Antes de valorar los hechos denunciados por la juez de Valdemoro, el Supremo repasa sus propios pronunciamientos sobre «el alcance» de este delito. Para ello reproduce párrafos de varias sentencias, pero ninguna de ellas afecta a jueces o magistrados, sino a empleados públicos y cargos municipales. En uno de los casos expuestos, el Supremo no apreció delito pero sí indicó que la «incompatibilidad» en que incurrió un determinado concejal «podría ser reprochable en el ámbito administrativo». El edil, trabajador agrícola de profesión, se dedicó a limpiar caminos rurales en el mismo municipio en el que desempeñaba un cargo público.
En sus razonamientos jurídicos, la Sala Segunda sostiene que el contenido de la conversación mantenida por Casas «no colma la acción típica». Es decir, no cumple todos los requisitos del delito y, por ello, «no existe una actividad de asesoramiento, aún ocasional, susceptible de integrar el tipo previsto en el artículo 441 del Código Penal». Tampoco es perseguible «sin más» la indicación a Martín sobre la posibilidad de recurrir en amparo al TC.
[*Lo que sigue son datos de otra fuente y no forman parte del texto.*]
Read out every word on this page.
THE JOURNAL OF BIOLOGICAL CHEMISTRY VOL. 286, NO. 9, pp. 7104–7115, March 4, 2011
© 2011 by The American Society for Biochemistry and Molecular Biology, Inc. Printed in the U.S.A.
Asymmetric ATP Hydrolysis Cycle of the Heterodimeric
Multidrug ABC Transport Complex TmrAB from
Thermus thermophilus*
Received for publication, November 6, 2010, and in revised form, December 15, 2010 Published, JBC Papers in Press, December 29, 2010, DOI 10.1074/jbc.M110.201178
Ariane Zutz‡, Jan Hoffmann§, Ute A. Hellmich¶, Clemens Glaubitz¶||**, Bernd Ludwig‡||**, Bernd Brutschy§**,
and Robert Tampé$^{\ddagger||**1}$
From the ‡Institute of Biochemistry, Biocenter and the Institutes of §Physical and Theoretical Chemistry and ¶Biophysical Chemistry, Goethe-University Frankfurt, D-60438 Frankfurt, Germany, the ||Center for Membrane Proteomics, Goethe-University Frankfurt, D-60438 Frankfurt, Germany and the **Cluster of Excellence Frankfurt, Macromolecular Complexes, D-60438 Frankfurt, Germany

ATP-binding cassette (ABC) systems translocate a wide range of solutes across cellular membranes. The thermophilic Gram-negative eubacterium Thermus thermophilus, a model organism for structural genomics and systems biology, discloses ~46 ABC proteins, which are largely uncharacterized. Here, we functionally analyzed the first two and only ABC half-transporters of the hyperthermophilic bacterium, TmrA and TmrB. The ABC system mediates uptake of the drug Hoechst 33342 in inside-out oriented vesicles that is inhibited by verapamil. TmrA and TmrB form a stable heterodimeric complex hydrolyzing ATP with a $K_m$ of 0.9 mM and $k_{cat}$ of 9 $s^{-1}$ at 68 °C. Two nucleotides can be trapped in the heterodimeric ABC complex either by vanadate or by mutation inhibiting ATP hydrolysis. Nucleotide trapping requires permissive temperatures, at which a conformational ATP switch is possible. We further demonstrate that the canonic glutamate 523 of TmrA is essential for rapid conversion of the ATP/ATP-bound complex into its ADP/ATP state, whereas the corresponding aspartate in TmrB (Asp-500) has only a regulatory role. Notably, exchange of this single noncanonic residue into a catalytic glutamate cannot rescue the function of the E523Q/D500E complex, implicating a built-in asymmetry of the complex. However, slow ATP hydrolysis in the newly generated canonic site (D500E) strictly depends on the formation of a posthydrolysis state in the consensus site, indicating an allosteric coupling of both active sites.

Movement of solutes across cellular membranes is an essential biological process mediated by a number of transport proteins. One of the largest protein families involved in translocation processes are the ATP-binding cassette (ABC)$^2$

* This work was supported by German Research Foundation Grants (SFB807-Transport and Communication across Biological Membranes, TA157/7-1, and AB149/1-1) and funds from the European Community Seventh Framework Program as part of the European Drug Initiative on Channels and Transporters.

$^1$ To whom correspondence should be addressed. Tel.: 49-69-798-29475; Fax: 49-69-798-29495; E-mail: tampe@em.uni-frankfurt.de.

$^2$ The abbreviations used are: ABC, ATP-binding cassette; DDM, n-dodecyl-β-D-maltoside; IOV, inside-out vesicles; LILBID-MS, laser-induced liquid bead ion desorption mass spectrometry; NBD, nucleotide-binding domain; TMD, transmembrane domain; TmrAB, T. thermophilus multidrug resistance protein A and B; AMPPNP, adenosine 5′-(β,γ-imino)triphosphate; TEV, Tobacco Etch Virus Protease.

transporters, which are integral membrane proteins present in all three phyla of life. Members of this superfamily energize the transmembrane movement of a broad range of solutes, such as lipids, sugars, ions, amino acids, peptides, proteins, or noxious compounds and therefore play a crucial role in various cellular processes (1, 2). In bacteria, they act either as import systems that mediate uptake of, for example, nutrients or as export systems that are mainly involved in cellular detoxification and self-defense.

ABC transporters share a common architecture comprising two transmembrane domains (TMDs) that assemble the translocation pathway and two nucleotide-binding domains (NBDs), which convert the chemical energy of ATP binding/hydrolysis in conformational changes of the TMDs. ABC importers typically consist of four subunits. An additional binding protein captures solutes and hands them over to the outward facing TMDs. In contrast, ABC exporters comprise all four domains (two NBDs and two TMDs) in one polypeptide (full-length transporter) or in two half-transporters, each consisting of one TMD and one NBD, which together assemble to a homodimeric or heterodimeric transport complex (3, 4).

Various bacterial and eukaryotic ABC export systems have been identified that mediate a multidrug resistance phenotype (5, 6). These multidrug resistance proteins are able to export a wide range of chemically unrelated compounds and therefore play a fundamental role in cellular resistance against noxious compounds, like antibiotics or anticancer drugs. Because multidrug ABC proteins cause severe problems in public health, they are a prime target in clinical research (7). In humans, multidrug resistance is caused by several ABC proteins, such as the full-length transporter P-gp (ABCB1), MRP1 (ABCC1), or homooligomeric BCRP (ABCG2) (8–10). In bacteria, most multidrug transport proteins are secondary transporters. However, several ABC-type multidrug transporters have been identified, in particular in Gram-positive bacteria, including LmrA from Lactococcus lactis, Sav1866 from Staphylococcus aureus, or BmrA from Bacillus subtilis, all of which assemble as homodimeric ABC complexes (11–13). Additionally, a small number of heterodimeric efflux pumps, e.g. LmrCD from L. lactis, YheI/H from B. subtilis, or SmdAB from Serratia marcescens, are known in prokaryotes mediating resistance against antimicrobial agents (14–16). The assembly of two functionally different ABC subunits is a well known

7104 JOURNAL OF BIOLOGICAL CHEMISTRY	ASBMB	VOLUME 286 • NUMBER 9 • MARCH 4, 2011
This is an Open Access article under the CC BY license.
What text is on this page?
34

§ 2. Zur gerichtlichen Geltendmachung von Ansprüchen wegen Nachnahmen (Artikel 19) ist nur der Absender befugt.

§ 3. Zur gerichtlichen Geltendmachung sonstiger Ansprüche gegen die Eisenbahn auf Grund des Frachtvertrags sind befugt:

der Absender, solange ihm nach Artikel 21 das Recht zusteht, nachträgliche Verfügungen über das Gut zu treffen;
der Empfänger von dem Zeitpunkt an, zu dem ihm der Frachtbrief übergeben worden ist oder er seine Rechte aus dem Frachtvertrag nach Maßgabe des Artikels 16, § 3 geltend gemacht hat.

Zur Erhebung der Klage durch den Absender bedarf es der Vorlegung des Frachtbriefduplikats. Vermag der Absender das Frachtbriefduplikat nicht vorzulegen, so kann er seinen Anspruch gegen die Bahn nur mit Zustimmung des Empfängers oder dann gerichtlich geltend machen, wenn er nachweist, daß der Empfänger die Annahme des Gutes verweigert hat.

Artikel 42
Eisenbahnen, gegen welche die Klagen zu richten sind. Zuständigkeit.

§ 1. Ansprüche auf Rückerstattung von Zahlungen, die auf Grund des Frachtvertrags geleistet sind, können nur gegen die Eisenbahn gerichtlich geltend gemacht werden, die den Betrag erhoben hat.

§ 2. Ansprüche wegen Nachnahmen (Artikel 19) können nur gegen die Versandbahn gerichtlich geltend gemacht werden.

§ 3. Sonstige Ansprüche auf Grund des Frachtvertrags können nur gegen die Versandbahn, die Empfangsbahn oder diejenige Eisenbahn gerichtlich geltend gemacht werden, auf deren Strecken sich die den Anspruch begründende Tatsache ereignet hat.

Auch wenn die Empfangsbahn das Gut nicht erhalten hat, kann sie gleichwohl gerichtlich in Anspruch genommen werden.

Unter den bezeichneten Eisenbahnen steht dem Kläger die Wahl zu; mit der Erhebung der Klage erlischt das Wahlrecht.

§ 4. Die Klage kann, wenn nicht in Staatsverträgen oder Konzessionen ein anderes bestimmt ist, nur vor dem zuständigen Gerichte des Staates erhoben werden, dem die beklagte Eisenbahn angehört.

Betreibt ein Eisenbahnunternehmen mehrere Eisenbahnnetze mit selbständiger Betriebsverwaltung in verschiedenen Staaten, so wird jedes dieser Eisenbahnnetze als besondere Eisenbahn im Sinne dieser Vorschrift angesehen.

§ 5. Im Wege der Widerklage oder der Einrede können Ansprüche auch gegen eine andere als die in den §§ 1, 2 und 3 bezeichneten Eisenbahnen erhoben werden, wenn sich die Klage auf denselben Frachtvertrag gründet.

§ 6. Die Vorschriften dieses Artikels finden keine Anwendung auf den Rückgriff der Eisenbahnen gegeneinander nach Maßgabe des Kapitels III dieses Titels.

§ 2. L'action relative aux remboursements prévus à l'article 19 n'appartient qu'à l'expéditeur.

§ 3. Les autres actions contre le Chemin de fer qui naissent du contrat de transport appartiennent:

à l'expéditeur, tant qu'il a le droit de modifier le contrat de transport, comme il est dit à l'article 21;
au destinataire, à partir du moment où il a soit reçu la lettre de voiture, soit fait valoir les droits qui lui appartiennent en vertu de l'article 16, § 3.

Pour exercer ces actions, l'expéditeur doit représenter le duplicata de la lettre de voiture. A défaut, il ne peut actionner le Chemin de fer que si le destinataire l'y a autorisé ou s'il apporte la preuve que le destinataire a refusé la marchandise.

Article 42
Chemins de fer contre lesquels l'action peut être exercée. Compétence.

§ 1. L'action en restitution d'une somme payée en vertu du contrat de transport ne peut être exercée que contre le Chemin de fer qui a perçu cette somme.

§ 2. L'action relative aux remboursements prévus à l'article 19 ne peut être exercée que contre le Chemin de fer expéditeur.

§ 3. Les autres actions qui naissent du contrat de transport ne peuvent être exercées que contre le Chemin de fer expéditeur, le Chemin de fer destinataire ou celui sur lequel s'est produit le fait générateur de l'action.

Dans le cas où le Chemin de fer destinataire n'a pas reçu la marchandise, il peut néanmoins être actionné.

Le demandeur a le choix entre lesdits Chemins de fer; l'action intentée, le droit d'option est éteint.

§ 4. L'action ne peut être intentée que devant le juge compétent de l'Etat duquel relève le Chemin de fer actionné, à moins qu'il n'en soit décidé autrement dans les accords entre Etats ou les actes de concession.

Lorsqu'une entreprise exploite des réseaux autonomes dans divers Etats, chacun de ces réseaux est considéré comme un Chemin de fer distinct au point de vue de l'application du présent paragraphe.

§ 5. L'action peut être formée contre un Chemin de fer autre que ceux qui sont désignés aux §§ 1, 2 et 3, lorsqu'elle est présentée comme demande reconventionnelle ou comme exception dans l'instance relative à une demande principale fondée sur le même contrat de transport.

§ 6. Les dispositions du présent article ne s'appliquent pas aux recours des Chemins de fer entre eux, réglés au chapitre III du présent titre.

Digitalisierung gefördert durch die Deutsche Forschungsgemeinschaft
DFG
«El intercambio de comentarios entre Dolores Martín y la persona aforada no participa de las notas que definen, a efectos de tipicidad, la verdadera acción de asesoramiento. Y es que no todo consejo emanado de una autoridad o funcionario público puede reputarse delictivo. Sólo el que compromete la imparcialidad, que menoscaba el deber de exclusividad o que provoca una interferencia entre los intereses privados y los de naturaleza pública puede ser objeto de persecución penal», indica el auto.
«Ninguna de estas notas concurre en el presente caso», añade, pues al final de la conversación Casas facilita a su interlocutora el nombre de dos abogadas que sí pueden «realizar una eficaz labor de asesoramiento».
El Supremo concluye que la actuación de la presidenta del Tribunal Constitucional «se ajusta sin dificultad a los módulos de adecuación social generalmente admitidos».